Back on July 24 of this year, President Trump announced four executive orders taking a variety of approaches to address lowering drug prices. The first three (covered in an earlier PSG position paper by Dave Borden) were made public immediately at the July signing ceremony. The fourth order was signed with the targeted intent that the U.S. would pay no more than what other countries pay for the same drugs. At the time, the President said he would hold the order and gave pharmaceutical manufacturers 30 days to come up with their own plan of lowering drug costs. Not much was released to the public surrounding the discussions, and it appears that there was a break down in communications between the Administration and Pharma. Therefore, President Trump revoked the original fourth order and released an expanded fourth executive order on September 13, 2020, which he described as “the granddaddy of them all.”
The far-reaching executive order expands on the presidential promise to lower drug costs by trying to reduce the prices Medicare pays for prescription drugs by targeting beyond Part B drugs, which are typically administered in doctors’ offices or other health care facilities. This broader reaching order now includes Part D drugs, which are purchased by a Medicare member at retail, mail order, and specialty pharmacies.
What it is: The executive order insists that at a minimum, when the U.S. Federal Government purchases a drug covered by Medicare, it should pay the lowest price the manufacturer charges for that drug to any other developed nation.
The rationale is that the largest buyers pay the lowest prices, yet this has not been true for prescription drugs. While the U.S. Federal Government is the largest payer for prescription drugs in the world, it pays more than many smaller countries. Other nations typically pay far less for medications, mainly because their governments often determine the cost. Two payment models are outlined in the order, both calling on the “most-favored-nation price.”
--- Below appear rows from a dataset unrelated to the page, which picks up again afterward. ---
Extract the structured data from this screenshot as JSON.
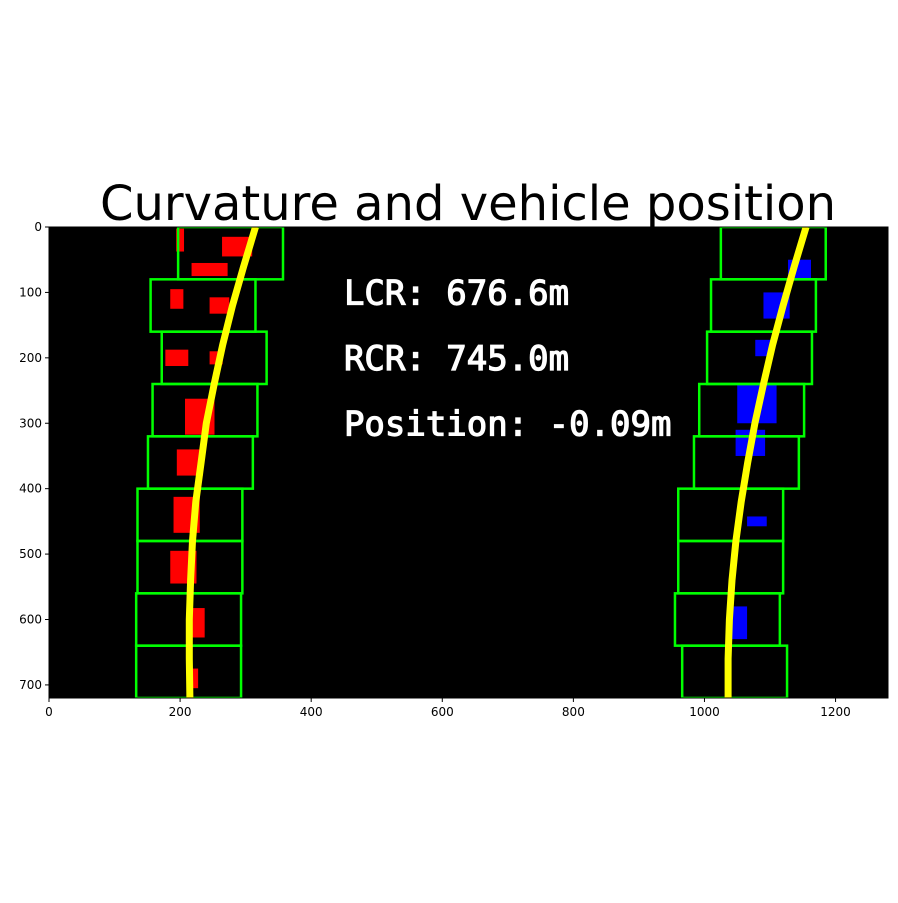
{
  "chart_data": {
    "type": "scatter",
    "title": "Curvature and vehicle position",
    "xlabel": "",
    "ylabel": "",
    "xlim": [
      0,
      1280
    ],
    "ylim": [
      720,
      0
    ],
    "xticks": [
      0,
      200,
      400,
      600,
      800,
      1000,
      1200
    ],
    "yticks": [
      0,
      100,
      200,
      300,
      400,
      500,
      600,
      700
    ],
    "background_color": "#000000",
    "annotations": [
      {
        "text": "LCR: 676.6m",
        "x": 450,
        "y": 100
      },
      {
        "text": "RCR: 745.0m",
        "x": 450,
        "y": 200
      },
      {
        "text": "Position: -0.09m",
        "x": 450,
        "y": 300
      }
    ],
    "colors": {
      "left_lane_pixels": "#ff0000",
      "right_lane_pixels": "#0000ff",
      "fit_line": "#ffff00",
      "window": "#00ff00"
    },
    "left_windows": [
      {
        "x1": 197,
        "x2": 357,
        "y1": 0,
        "y2": 80
      },
      {
        "x1": 155,
        "x2": 315,
        "y1": 80,
        "y2": 160
      },
      {
        "x1": 172,
        "x2": 332,
        "y1": 160,
        "y2": 240
      },
      {
        "x1": 158,
        "x2": 318,
        "y1": 240,
        "y2": 320
      },
      {
        "x1": 151,
        "x2": 311,
        "y1": 320,
        "y2": 400
      },
      {
        "x1": 135,
        "x2": 295,
        "y1": 400,
        "y2": 480
      },
      {
        "x1": 135,
        "x2": 295,
        "y1": 480,
        "y2": 560
      },
      {
        "x1": 133,
        "x2": 293,
        "y1": 560,
        "y2": 640
      },
      {
        "x1": 133,
        "x2": 293,
        "y1": 640,
        "y2": 720
      }
    ],
    "right_windows": [
      {
        "x1": 1025,
        "x2": 1185,
        "y1": 0,
        "y2": 80
      },
      {
        "x1": 1010,
        "x2": 1170,
        "y1": 80,
        "y2": 160
      },
      {
        "x1": 1004,
        "x2": 1164,
        "y1": 160,
        "y2": 240
      },
      {
        "x1": 992,
        "x2": 1152,
        "y1": 240,
        "y2": 320
      },
      {
        "x1": 984,
        "x2": 1144,
        "y1": 320,
        "y2": 400
      },
      {
        "x1": 960,
        "x2": 1120,
        "y1": 400,
        "y2": 480
      },
      {
        "x1": 960,
        "x2": 1120,
        "y1": 480,
        "y2": 560
      },
      {
        "x1": 955,
        "x2": 1115,
        "y1": 560,
        "y2": 640
      },
      {
        "x1": 966,
        "x2": 1126,
        "y1": 640,
        "y2": 720
      }
    ],
    "left_fit_points": [
      {
        "x": 315,
        "y": 0
      },
      {
        "x": 297,
        "y": 60
      },
      {
        "x": 280,
        "y": 120
      },
      {
        "x": 265,
        "y": 180
      },
      {
        "x": 252,
        "y": 240
      },
      {
        "x": 240,
        "y": 300
      },
      {
        "x": 232,
        "y": 360
      },
      {
        "x": 224,
        "y": 420
      },
      {
        "x": 219,
        "y": 480
      },
      {
        "x": 216,
        "y": 540
      },
      {
        "x": 214,
        "y": 600
      },
      {
        "x": 214,
        "y": 660
      },
      {
        "x": 215,
        "y": 720
      }
    ],
    "right_fit_points": [
      {
        "x": 1155,
        "y": 0
      },
      {
        "x": 1137,
        "y": 60
      },
      {
        "x": 1120,
        "y": 120
      },
      {
        "x": 1104,
        "y": 180
      },
      {
        "x": 1090,
        "y": 240
      },
      {
        "x": 1077,
        "y": 300
      },
      {
        "x": 1066,
        "y": 360
      },
      {
        "x": 1056,
        "y": 420
      },
      {
        "x": 1048,
        "y": 480
      },
      {
        "x": 1042,
        "y": 540
      },
      {
        "x": 1038,
        "y": 600
      },
      {
        "x": 1036,
        "y": 660
      },
      {
        "x": 1036,
        "y": 720
      }
    ],
    "left_pixel_clusters": [
      {
        "x": 287,
        "y": 30,
        "w": 46,
        "h": 30
      },
      {
        "x": 245,
        "y": 65,
        "w": 55,
        "h": 20
      },
      {
        "x": 200,
        "y": 20,
        "w": 12,
        "h": 35
      },
      {
        "x": 195,
        "y": 110,
        "w": 20,
        "h": 30
      },
      {
        "x": 260,
        "y": 120,
        "w": 30,
        "h": 25
      },
      {
        "x": 195,
        "y": 200,
        "w": 35,
        "h": 25
      },
      {
        "x": 255,
        "y": 200,
        "w": 20,
        "h": 20
      },
      {
        "x": 230,
        "y": 290,
        "w": 45,
        "h": 55
      },
      {
        "x": 215,
        "y": 360,
        "w": 40,
        "h": 40
      },
      {
        "x": 210,
        "y": 440,
        "w": 40,
        "h": 55
      },
      {
        "x": 205,
        "y": 520,
        "w": 40,
        "h": 50
      },
      {
        "x": 225,
        "y": 605,
        "w": 25,
        "h": 45
      },
      {
        "x": 220,
        "y": 690,
        "w": 15,
        "h": 30
      }
    ],
    "right_pixel_clusters": [
      {
        "x": 1145,
        "y": 65,
        "w": 35,
        "h": 30
      },
      {
        "x": 1110,
        "y": 120,
        "w": 40,
        "h": 40
      },
      {
        "x": 1090,
        "y": 185,
        "w": 25,
        "h": 25
      },
      {
        "x": 1080,
        "y": 270,
        "w": 60,
        "h": 60
      },
      {
        "x": 1070,
        "y": 330,
        "w": 45,
        "h": 40
      },
      {
        "x": 1080,
        "y": 450,
        "w": 30,
        "h": 15
      },
      {
        "x": 1050,
        "y": 605,
        "w": 30,
        "h": 50
      }
    ]
  }
}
The definition of most-favored-nation price is the lowest price a drug manufacturer charges in an Organisation for Economic Co-operation and Development (OECD) member country (see Section 2(b) of the order for more details).
The challenges: This controversial order will launch a process that will take months or longer. Pharmaceutical manufacturers announced as early as Sunday that they would fiercely challenge this executive order in court. Furthermore, some government experts, Republicans, and Democrats question if the White House has the necessary authority to proceed with this order. If the Administration does have the authority to proceed with setting up the payment models listed above, that authority rests firmly on the Administration’s power under the Affordable Care Act, which President Trump is vying to overturn in the Supreme Court.
Our take: High drug prices and wasteful spending on prescription drugs constitute one of the most challenging issues in healthcare. While we applaud the stated intent of this Executive Order, the most significant opportunity for meaningful change in drug pricing remains unchanged – wide-range industry adoption of reliable value-based pricing methodologies where drug prices appropriately align to reflect long-term, improved patient outcomes. Those in the pharmacy industry, including plan sponsors, health plans, pharmacy benefit managers, and other industry experts, cannot take our eyes off the ball. We must focus on creating positive disruption in a misaligned industry and focus on cost-effective, clinically appropriate options for patients, and avoid wasteful drug spend. Doing this requires greater transparency and more control for plan sponsors and payers. True value-based pricing options must be optimized at the time new drugs are priced and launched in the market. It remains to be seen whether the new executive order will provide safeguards to improve transparency and protect patients from unnecessary costs.